In Review: Thee MVPs - Science Fiction
“When you do things right, people won’t be sure you’ve done anything at all.” So says Futurama’s binary signalling God-figure, so says the text adorning the cover of Thee MVPs new album Science Fiction. That the Leeds-based four piece are fans of Groening’s second most famous series is no surprise; it seamlessly slips a dose of pathos into its fun in much the same way as the band does. While their blend of garage rock, pub rock, punk and psychedelia sounds like it would be great to neck six beers to, have a dance and sing with the choruses even if (especially if?) you don’t really know the words, within those words are some serious musings on friendship, the passing of family members and the downsides of our society’s 24/7 technological connection.
I won’t belabour the comparison; I if I think too much about the episode where Fry’s dog waits outside the pizza joint for him I get all teary eyed. Suffice to say, though, that hopefully people will be sure that Thee MVPs have done something – because what they’ve done is create a glorious bloody racket. Produced by Shellac’s Bob Weston, it gleefully bounces around a fuzz-laden garage rock core whilst never stopping for long enough to touch on cliché. Case in point, just as you’ve gotten comfortable with the first three songs’ ballpark, then along comes ‘You Ain’t It’, a viciously spiky post-punk number channelling Wire’s Pink Flag in the best possible manner. This is followed by the spaced out jam ‘HAL’, which I won’t describe by reference to another band whose name sometimes begins with ‘Thee’ – that would do the band a disservice, as it is clear from this release that they are much more than mere acolytes of John Dwyer.

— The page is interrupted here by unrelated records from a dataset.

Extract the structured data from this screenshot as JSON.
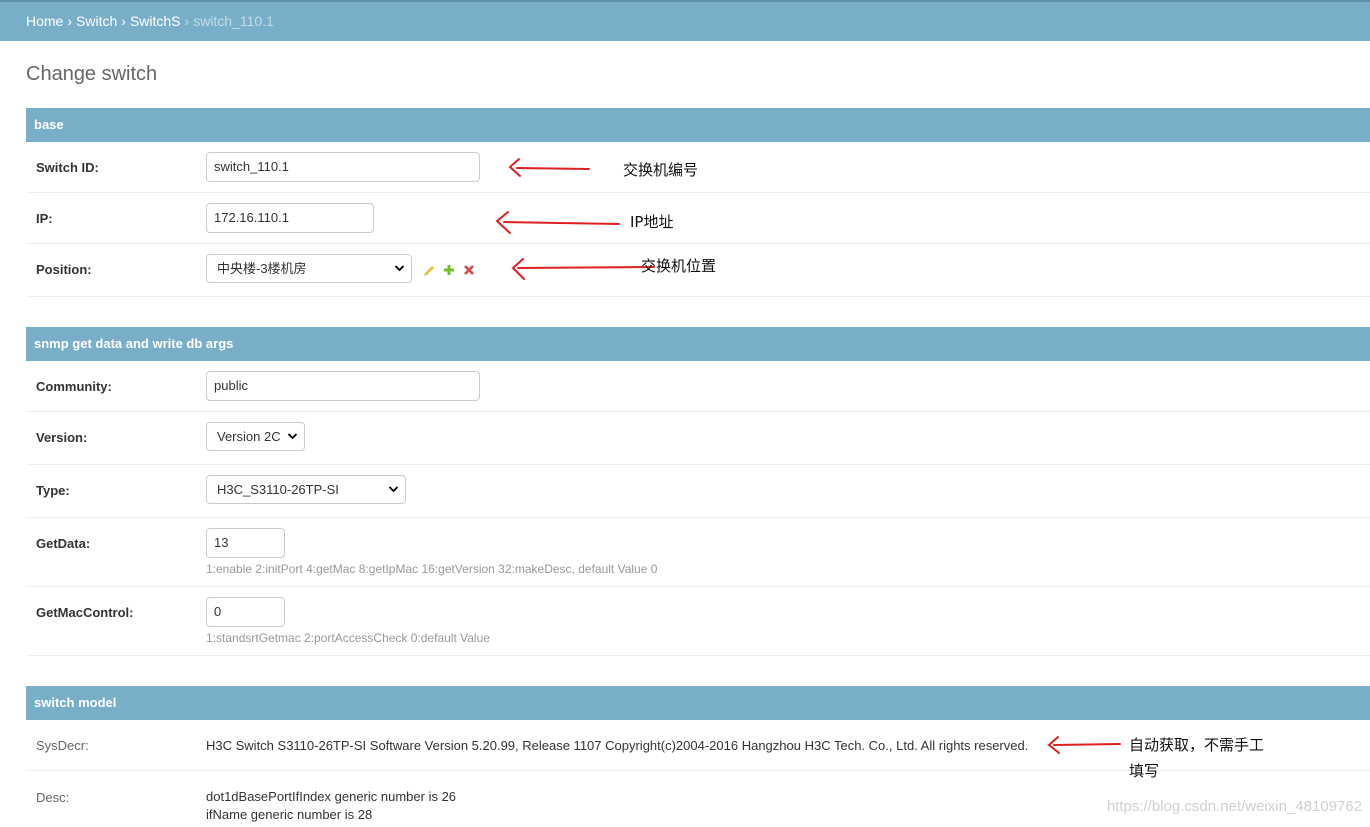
{
  "breadcrumbs": {
    "home": "Home",
    "app": "Switch",
    "model": "SwitchS",
    "current": "switch_110.1",
    "separator": "›"
  },
  "page_title": "Change switch",
  "fieldsets": {
    "base": {
      "title": "base",
      "switch_id": {
        "label": "Switch ID:",
        "value": "switch_110.1"
      },
      "ip": {
        "label": "IP:",
        "value": "172.16.110.1"
      },
      "position": {
        "label": "Position:",
        "value": "中央楼-3楼机房"
      }
    },
    "snmp": {
      "title": "snmp get data and write db args",
      "community": {
        "label": "Community:",
        "value": "public"
      },
      "version": {
        "label": "Version:",
        "value": "Version 2C"
      },
      "type": {
        "label": "Type:",
        "value": "H3C_S3110-26TP-SI"
      },
      "getdata": {
        "label": "GetData:",
        "value": "13",
        "help": "1:enable 2:initPort 4:getMac 8:getIpMac 16:getVersion 32:makeDesc, default Value 0"
      },
      "getmaccontrol": {
        "label": "GetMacControl:",
        "value": "0",
        "help": "1:standsrtGetmac 2:portAccessCheck 0:default Value"
      }
    },
    "model": {
      "title": "switch model",
      "sysdecr": {
        "label": "SysDecr:",
        "value": "H3C Switch S3110-26TP-SI Software Version 5.20.99, Release 1107 Copyright(c)2004-2016 Hangzhou H3C Tech. Co., Ltd. All rights reserved."
      },
      "desc": {
        "label": "Desc:",
        "line1": "dot1dBasePortIfIndex generic number is 26",
        "line2": "ifName generic number is 28"
      }
    }
  },
  "annotations": {
    "switch_id": "交换机编号",
    "ip": "IP地址",
    "position": "交换机位置",
    "sysdecr_line1": "自动获取，不需手工",
    "sysdecr_line2": "填写"
  },
  "watermark": "https://blog.csdn.net/weixin_48109762",
  "colors": {
    "header_bg": "#79aec8",
    "annotation_arrow": "#e02020",
    "edit_icon": "#e8c33a",
    "add_icon": "#70bf2b",
    "delete_icon": "#dd4646"
  },
  "icons": [
    "chevron-down-icon",
    "pencil-icon",
    "plus-icon",
    "close-icon",
    "arrow-left-icon"
  ]
}
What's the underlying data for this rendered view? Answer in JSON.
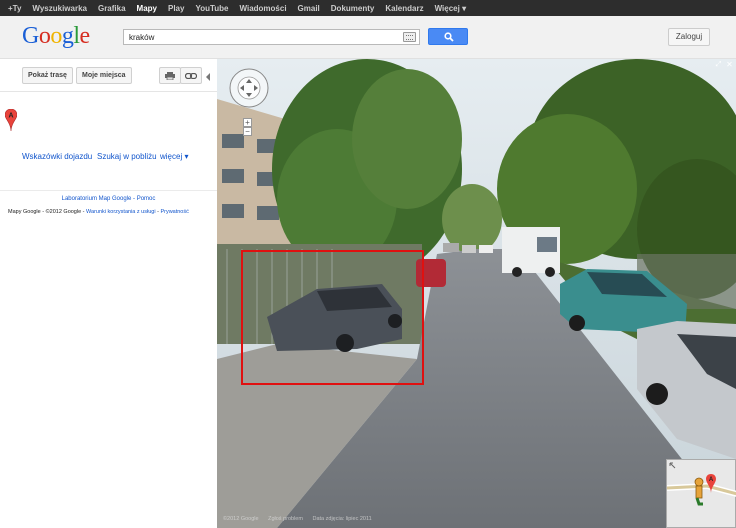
{
  "topbar": {
    "items": [
      {
        "label": "+Ty",
        "selected": false
      },
      {
        "label": "Wyszukiwarka",
        "selected": false
      },
      {
        "label": "Grafika",
        "selected": false
      },
      {
        "label": "Mapy",
        "selected": true
      },
      {
        "label": "Play",
        "selected": false
      },
      {
        "label": "YouTube",
        "selected": false
      },
      {
        "label": "Wiadomości",
        "selected": false
      },
      {
        "label": "Gmail",
        "selected": false
      },
      {
        "label": "Dokumenty",
        "selected": false
      },
      {
        "label": "Kalendarz",
        "selected": false
      },
      {
        "label": "Więcej ▾",
        "selected": false
      }
    ]
  },
  "header": {
    "logo_letters": [
      "G",
      "o",
      "o",
      "g",
      "l",
      "e"
    ],
    "logo_colors": [
      "#1a5fd6",
      "#d62d20",
      "#f0b400",
      "#1a5fd6",
      "#2a9a3a",
      "#d62d20"
    ],
    "search_value": "kraków",
    "signin_label": "Zaloguj"
  },
  "left_panel": {
    "show_route_label": "Pokaż trasę",
    "my_places_label": "Moje miejsca",
    "print_icon": "printer-icon",
    "link_icon": "link-icon",
    "pin_letter": "A",
    "directions_link": "Wskazówki dojazdu",
    "search_nearby_link": "Szukaj w pobliżu",
    "more_link": "więcej ▾",
    "footer_labs": "Laboratorium Map Google",
    "footer_help": "Pomoc",
    "footer_copyright": "Mapy Google - ©2012 Google -",
    "footer_terms": "Warunki korzystania z usługi",
    "footer_privacy": "Prywatność"
  },
  "streetview": {
    "zoom_in": "+",
    "zoom_out": "−",
    "fullscreen_icon": "expand-icon",
    "close_icon": "close-icon",
    "footer_copyright": "©2012 Google",
    "footer_terms": "Zgłoś problem",
    "footer_date": "Data zdjęcia: lipiec 2011",
    "accent_red": "#e01010"
  }
}
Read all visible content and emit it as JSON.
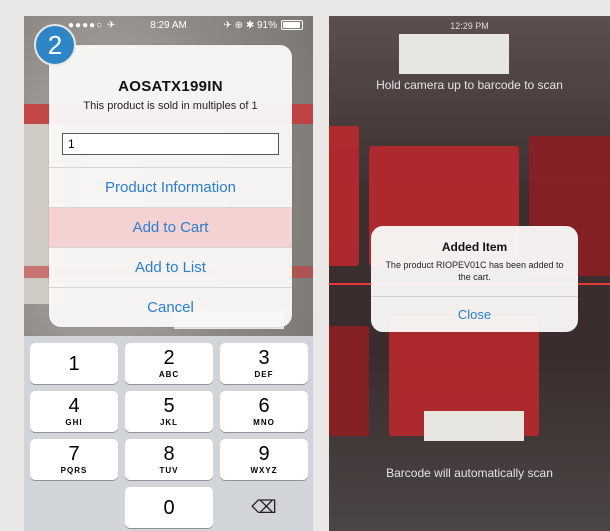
{
  "badge": {
    "number": "2"
  },
  "left_status": {
    "signal": "●●●●○ ✈",
    "time": "8:29 AM",
    "right": "✈ ⊕ ✱ 91%"
  },
  "product_alert": {
    "title": "AOSATX199IN",
    "message": "This product is sold in multiples of 1",
    "quantity_value": "1",
    "buttons": [
      "Product Information",
      "Add to Cart",
      "Add to List",
      "Cancel"
    ]
  },
  "keypad": {
    "keys": [
      {
        "num": "1",
        "letters": ""
      },
      {
        "num": "2",
        "letters": "ABC"
      },
      {
        "num": "3",
        "letters": "DEF"
      },
      {
        "num": "4",
        "letters": "GHI"
      },
      {
        "num": "5",
        "letters": "JKL"
      },
      {
        "num": "6",
        "letters": "MNO"
      },
      {
        "num": "7",
        "letters": "PQRS"
      },
      {
        "num": "8",
        "letters": "TUV"
      },
      {
        "num": "9",
        "letters": "WXYZ"
      },
      {
        "num": "0",
        "letters": ""
      }
    ],
    "delete_icon": "⌫"
  },
  "scanner": {
    "time": "12:29 PM",
    "hint_top": "Hold camera up to barcode to scan",
    "hint_bottom": "Barcode will automatically scan"
  },
  "added_alert": {
    "title": "Added Item",
    "message": "The product RIOPEV01C has been added to the cart.",
    "button": "Close"
  },
  "colors": {
    "accent": "#2b7ed0",
    "badge": "#2f86c6",
    "highlight": "#f3d2d1",
    "scanline": "#e53935"
  }
}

‘Super Contactable’ veers into straight up hard rock territory, ‘A Pining Replicant’ keeps a foot planted there whilst reaching out for a few straight-up pop hooks and ‘Funeral i and iii’ switches from boot-boy swagger to cosmonaut groove with fluid ease. Perhaps my only gripe would be the length of some of the jams, which draw out the length of some of the songs beyond their welcome and takes something away from the immediacy of the short, sharp garage template upon which the band’s sound is founded. Does that, then, make it hypocritical for me to laud the last song on the album ‘US Airways (Final Flight)’ as one of my favourites, coming in as it does at a chunky seven and a half minutes, most of which is straight up stoner rock jamming? Probably, but goddamn it sounds good.
These extended jams also sound like they would play out much better in a live environment; and hopefully, with the band’s relocation from London to Leeds, we’ll get to experience that environment (ideally at the Leeds institution that is the Brudenell Social Club, if that isn’t asking too much) before too long. In the meantime, get hold of Science Fiction and get at least some of the choruses imprinted on your subconscious, before too many beers has you ‘singing along’ to every word in the front row.
Science Fiction is released tomorrow (Friday 29th May) via EEASY RECORDS.